There were 4,467 households, out of which 30.0% had children under the age of 18 living with them, 50.1% were married couples living together, 12.8% had a female householder with no husband present, and 30.7% were non-families. 24.7% of all households were made up of individuals, and 8.8% had someone living alone who was 65 years of age or older. The average household size was 2.59 and the average family size was 3.08.

In the CDP, the population was spread out, with 25.6% under the age of 18, 8.3% from 18 to 24, 26.2% from 25 to 44, 25.8% from 45 to 64, and 14.1% who were 65 years of age or older. The median age was 39 years. For every 100 females, there were 99.4 males. For every 100 females age 18 and over, there were 96.7 males.
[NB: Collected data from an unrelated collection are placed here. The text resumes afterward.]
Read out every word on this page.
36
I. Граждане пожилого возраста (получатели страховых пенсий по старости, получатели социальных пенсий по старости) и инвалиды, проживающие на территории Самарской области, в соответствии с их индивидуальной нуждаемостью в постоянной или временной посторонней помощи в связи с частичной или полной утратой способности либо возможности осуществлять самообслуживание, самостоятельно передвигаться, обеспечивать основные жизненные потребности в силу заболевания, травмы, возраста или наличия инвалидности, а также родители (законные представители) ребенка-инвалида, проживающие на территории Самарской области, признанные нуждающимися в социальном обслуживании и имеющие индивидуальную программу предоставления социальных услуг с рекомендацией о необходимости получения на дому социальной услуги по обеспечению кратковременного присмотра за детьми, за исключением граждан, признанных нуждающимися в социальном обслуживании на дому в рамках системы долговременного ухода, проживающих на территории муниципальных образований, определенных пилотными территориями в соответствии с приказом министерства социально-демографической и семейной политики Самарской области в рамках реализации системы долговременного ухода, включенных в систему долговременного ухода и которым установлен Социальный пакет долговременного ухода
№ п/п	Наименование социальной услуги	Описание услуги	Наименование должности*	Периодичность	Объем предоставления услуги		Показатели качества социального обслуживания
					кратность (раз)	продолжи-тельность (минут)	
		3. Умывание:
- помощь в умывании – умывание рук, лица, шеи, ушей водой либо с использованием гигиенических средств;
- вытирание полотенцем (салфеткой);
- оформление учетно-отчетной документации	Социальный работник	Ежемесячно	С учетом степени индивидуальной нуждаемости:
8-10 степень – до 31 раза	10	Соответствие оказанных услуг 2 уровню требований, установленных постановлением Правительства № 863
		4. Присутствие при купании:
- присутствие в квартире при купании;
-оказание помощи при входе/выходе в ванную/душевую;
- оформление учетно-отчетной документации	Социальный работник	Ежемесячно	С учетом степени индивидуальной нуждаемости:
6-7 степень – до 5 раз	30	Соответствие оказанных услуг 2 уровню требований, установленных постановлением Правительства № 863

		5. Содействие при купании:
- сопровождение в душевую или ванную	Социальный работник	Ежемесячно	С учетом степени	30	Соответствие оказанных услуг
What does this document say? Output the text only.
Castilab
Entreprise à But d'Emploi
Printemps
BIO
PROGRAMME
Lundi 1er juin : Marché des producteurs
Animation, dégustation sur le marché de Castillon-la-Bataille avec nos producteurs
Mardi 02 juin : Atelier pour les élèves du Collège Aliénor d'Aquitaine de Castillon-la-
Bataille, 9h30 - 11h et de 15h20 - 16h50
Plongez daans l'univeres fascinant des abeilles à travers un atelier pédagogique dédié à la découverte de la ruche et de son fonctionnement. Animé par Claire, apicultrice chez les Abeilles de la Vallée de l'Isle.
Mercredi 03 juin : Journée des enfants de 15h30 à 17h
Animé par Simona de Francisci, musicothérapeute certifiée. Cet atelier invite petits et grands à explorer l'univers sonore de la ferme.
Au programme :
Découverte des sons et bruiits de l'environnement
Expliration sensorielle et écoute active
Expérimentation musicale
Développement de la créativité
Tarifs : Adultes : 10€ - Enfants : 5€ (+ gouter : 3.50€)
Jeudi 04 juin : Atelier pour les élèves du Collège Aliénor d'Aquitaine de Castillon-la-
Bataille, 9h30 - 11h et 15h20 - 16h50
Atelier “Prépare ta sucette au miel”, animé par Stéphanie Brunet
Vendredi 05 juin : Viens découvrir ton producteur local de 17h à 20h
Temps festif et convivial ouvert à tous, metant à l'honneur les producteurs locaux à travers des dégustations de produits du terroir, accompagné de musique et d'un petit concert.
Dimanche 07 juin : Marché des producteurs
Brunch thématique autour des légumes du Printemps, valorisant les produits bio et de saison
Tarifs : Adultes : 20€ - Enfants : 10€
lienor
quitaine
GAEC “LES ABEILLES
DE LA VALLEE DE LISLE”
The median income for a household in the CDP was $39,888, and the median income for a family was $45,129. Males had a median income of $31,948 versus $26,433 for females. The per capita income for the CDP was $19,398. About 8.5% of families and 10.7% of the population were below the poverty line, including 13.5% of those under age 18 and 10.1% of those age 65 or over.
==Education==
It is zoned to Albuquerque Public Schools.